PARTICIPANTS IN THE SOLICITATION

The Company and its directors, executive officers and employees may be deemed to be participants in the solicitation of proxies from the shareholders of the Company in favor of the proposed merger. Additional information regarding the interests of potential participants in the proxy solicitation will be included in the preliminary proxy statement/prospectus and the definitive proxy statement/prospectus and other relevant documents that the Company and A&B REIT Holdings intend to file with the SEC in connection with the merger. Additional information about A&B’s directors and executive officers can be found in A&B’s definitive proxy statement filed with the SEC on March 13, 2017, and in A&B’s Annual Report on Form 10-K filed with the SEC on March 1, 2017.

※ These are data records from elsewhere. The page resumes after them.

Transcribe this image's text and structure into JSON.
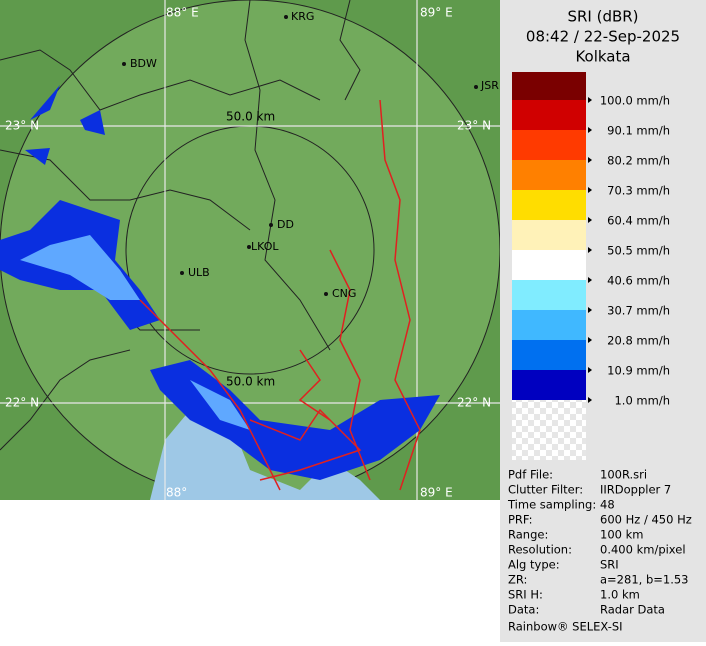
{
  "map": {
    "grid_labels": [
      "88° E",
      "89° E",
      "23° N",
      "23° N",
      "22° N",
      "22° N",
      "88°",
      "89° E"
    ],
    "range_labels": [
      "50.0 km",
      "50.0 km"
    ],
    "cities": [
      "KRG",
      "BDW",
      "JSR",
      "DD",
      "LKOL",
      "ULB",
      "CNG"
    ]
  },
  "panel": {
    "title": "SRI (dBR)",
    "datetime": "08:42 / 22-Sep-2025",
    "station": "Kolkata",
    "legend": [
      "100.0 mm/h",
      "90.1 mm/h",
      "80.2 mm/h",
      "70.3 mm/h",
      "60.4 mm/h",
      "50.5 mm/h",
      "40.6 mm/h",
      "30.7 mm/h",
      "20.8 mm/h",
      "10.9 mm/h",
      "1.0 mm/h"
    ],
    "scale_colors": [
      "#7a0000",
      "#d00000",
      "#ff3a00",
      "#ff8000",
      "#ffdd00",
      "#fff2b8",
      "#ffffff",
      "#80ecff",
      "#40b8ff",
      "#0070f0",
      "#0000c0"
    ],
    "info": [
      [
        "Pdf File:",
        "100R.sri"
      ],
      [
        "Clutter Filter:",
        "IIRDoppler 7"
      ],
      [
        "Time sampling:",
        "48"
      ],
      [
        "PRF:",
        "600 Hz / 450 Hz"
      ],
      [
        "Range:",
        "100 km"
      ],
      [
        "Resolution:",
        "0.400 km/pixel"
      ],
      [
        "Alg type:",
        "SRI"
      ],
      [
        "ZR:",
        "a=281, b=1.53"
      ],
      [
        "SRI H:",
        "1.0 km"
      ],
      [
        "Data:",
        "Radar Data"
      ]
    ],
    "footer": "Rainbow® SELEX-SI"
  }
}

CAUTIONARY STATEMENT ABOUT FORWARD-LOOKING INFORMATION

Statements in this Form 8-K that are not historical facts are “forward-looking statements” within the meaning of the Private Securities Litigation Reform Act of 1995. Forward-looking statements can typically be identified by words such as “believe,” “expect,” “estimate,” “predict,” “target,” “potential,” “likely,” “continue,” “ongoing,” “could,” “should,” “intend,” “may,” “might,” “will,” “plan,” “seek,” “anticipate,” “project” and similar expressions, as well as variations or negatives of these words. These forward-looking statements include, but are not limited to, statements concerning the Company’s ability to remain qualified as a REIT and the proposed merger.

Such forward-looking statements speak only as of the date the statements were made and are not guarantees of future performance. Forward-looking statements are subject to a number of risks, uncertainties, assumptions and other factors that could cause actual results and the timing of certain events to differ materially from those expressed in or implied by the forward-looking statements. These factors include, but are not limited to, (i) prevailing market conditions, (ii) the Company’s exposure to U.S. federal and state income tax law changes, including changes to the REIT requirements; and (iii) the possibility that the merger does not close, due to a failure to satisfy the closing conditions or otherwise.

A further description of these and other important risks, trends, uncertainties and other factors that could affect the forward-looking statements in this Form 8-K are discussed in Company’s most recent Form 10-K and other filings with the SEC. The information contained in this Form 8-K should be evaluated in light of these important risk factors. We do not undertake any obligation to update the Company’s forward-looking statements.


SIGNATURE

Pursuant to the requirements of the Securities Exchange Act of 1934, the registrant has duly caused this report to be signed on its behalf by the undersigned hereunto duly authorized.

 

ALEXANDER & BALDWIN, INC.
/s/ Nelson N.S. Chun
Nelson N.S. Chun
Senior Vice President and Chief Legal Officer

Dated: July 12, 2017


Exhibit Index

 

Exhibit No.

  

Description

2.1    Agreement and Plan of Merger, dated as of July 10, 2017, by and among Alexander & Baldwin, Inc., Alexander & Baldwin REIT Holdings, Inc. and A&B REIT Merger Corporation.